The model described above was then used to plan for a number of changing variables to get a better picture of the full range of possible futures. The key variables included:

  • Land Development and Redevelopment. Adding or changing development types can impact how much water the City will need. The City is largely built out with only 5-10% of the land in the City available to be developed and a similar amount that could potentially be redeveloped. How much impact does this remaining area have on the ultimate water needs of the community?
  • Water Conservation Trends. The City is seeing a slow decrease in water demand over time. Can water conservation trends significantly impact the ultimate water needs of the community?
  • Climate Change.   In general, climate change models show the Front Range will likely have increased temperatures over the next 20 to 50 years. Increased temperature can affect a number of different aspects of the water cycle, particularly the amount of water that would be available to the city, the timing of when that water is available, and the amount of water needed to irrigate outdoor landscaping.

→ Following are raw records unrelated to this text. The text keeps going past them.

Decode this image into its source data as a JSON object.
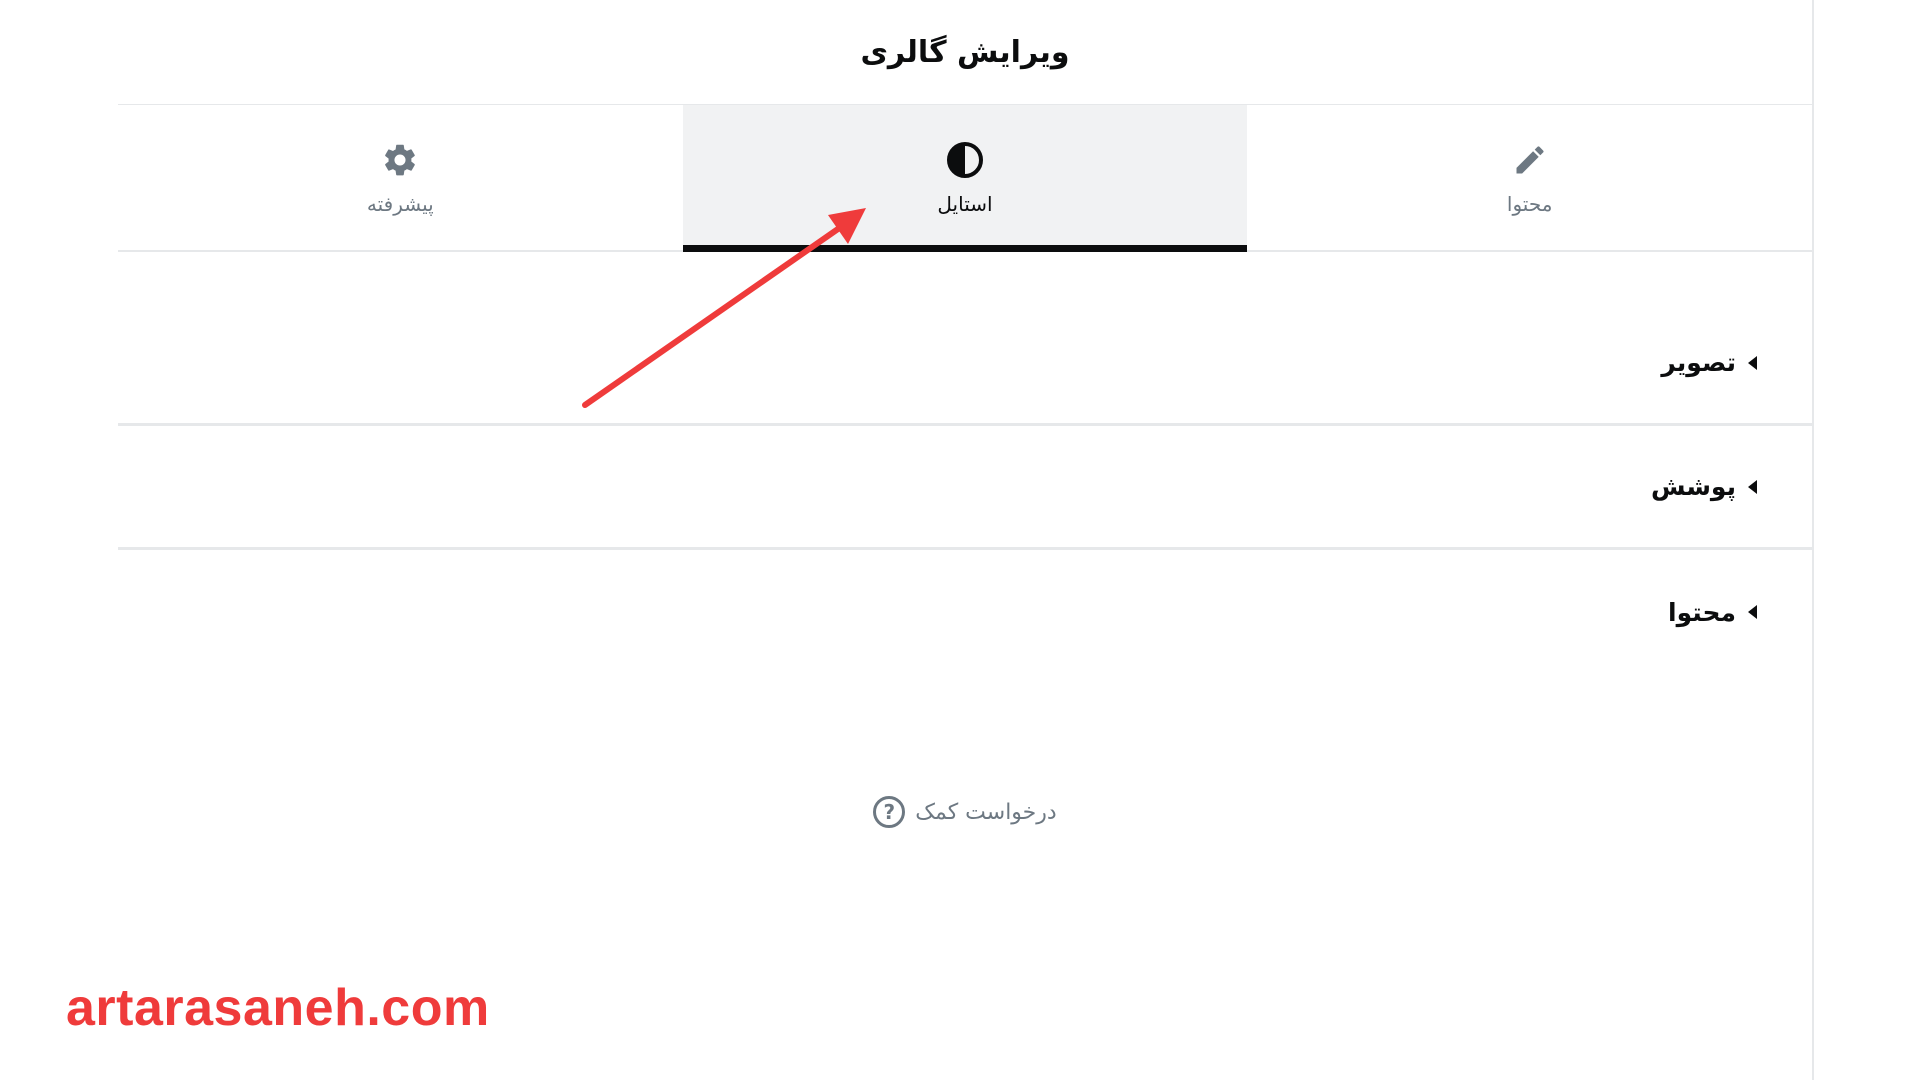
{
  "panel": {
    "title": "ویرایش گالری"
  },
  "tabs": [
    {
      "label": "محتوا",
      "icon": "pencil-icon",
      "active": false
    },
    {
      "label": "استایل",
      "icon": "half-circle-icon",
      "active": true
    },
    {
      "label": "پیشرفته",
      "icon": "gear-icon",
      "active": false
    }
  ],
  "sections": [
    {
      "title": "تصویر"
    },
    {
      "title": "پوشش"
    },
    {
      "title": "محتوا"
    }
  ],
  "help": {
    "label": "درخواست کمک",
    "icon": "question-circle-icon"
  },
  "annotation": {
    "arrow_color": "#ef3b3b"
  },
  "watermark": {
    "text": "artarasaneh.com",
    "color": "#ef3b3b"
  }
}
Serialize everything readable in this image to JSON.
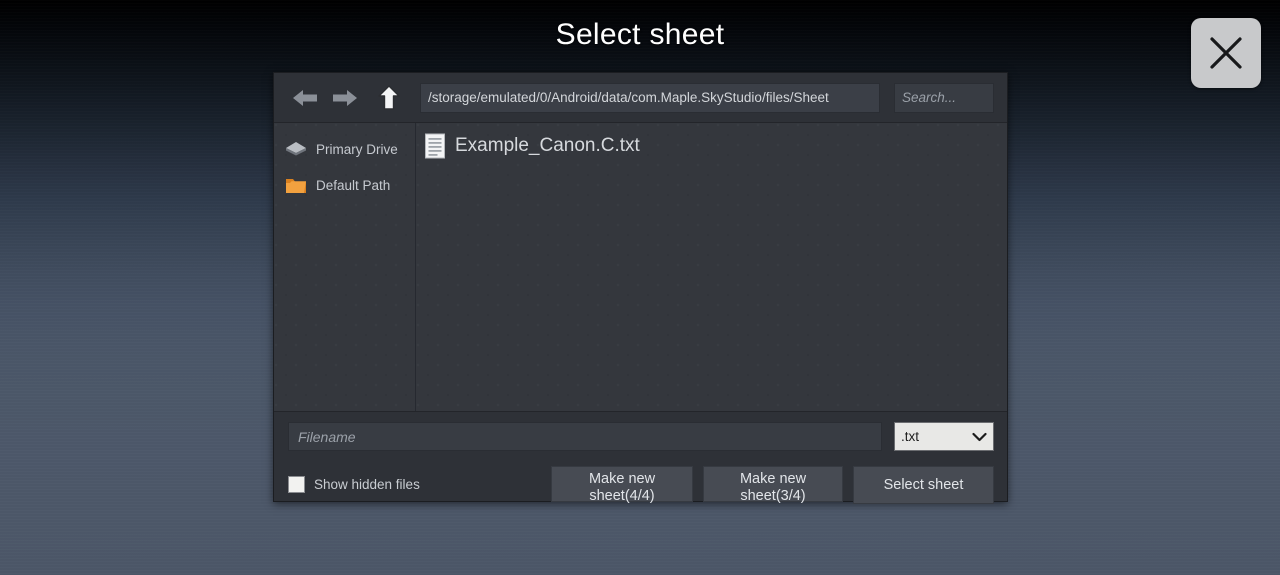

Under expected baseline conditions which assumes development is completed largely in line with the existing Comprehensive Plan map, water conservation trends continue, and Wattenberg Reservoir is completed, there is sufficient water to support the water needs of the community at buildout.

Important takeaways include:

  • Drought is the greatest threat to the city’s water supply. The city’s water supply can very by as much as 11,100 acre-feet depending on weather and drought management activities.
  • Conservation measures by customers are the best way for the city to secure its water supply. Adding or changing development types can impact how much water the City will need. Moving to a high-conservation, xeric-landscaping future could save the City between 3,690 acre-feet and 4,200 acre-feet depending on land use trends. Moving to a low-conservation future would cost the city between 8,660 acre-feet and 9,343 acre-feet depending on land use trends; increased demand of this magnitude would result in significant water supply shortfalls.
  • In a future scenario with a weak economy and land use less dense than is anticipated in the current Comprehensive Plan, the City would save between 930 acre-feet and 1,435 acre-feet. If the city becomes significantly more dense than is anticipated in the current Comprehensive Plan, the City would spend an additional 1,340 acre-feet to 2,020 acre-feet more water. This quantity of water impact is not insignificant, but it is not as impactful as conservation trends.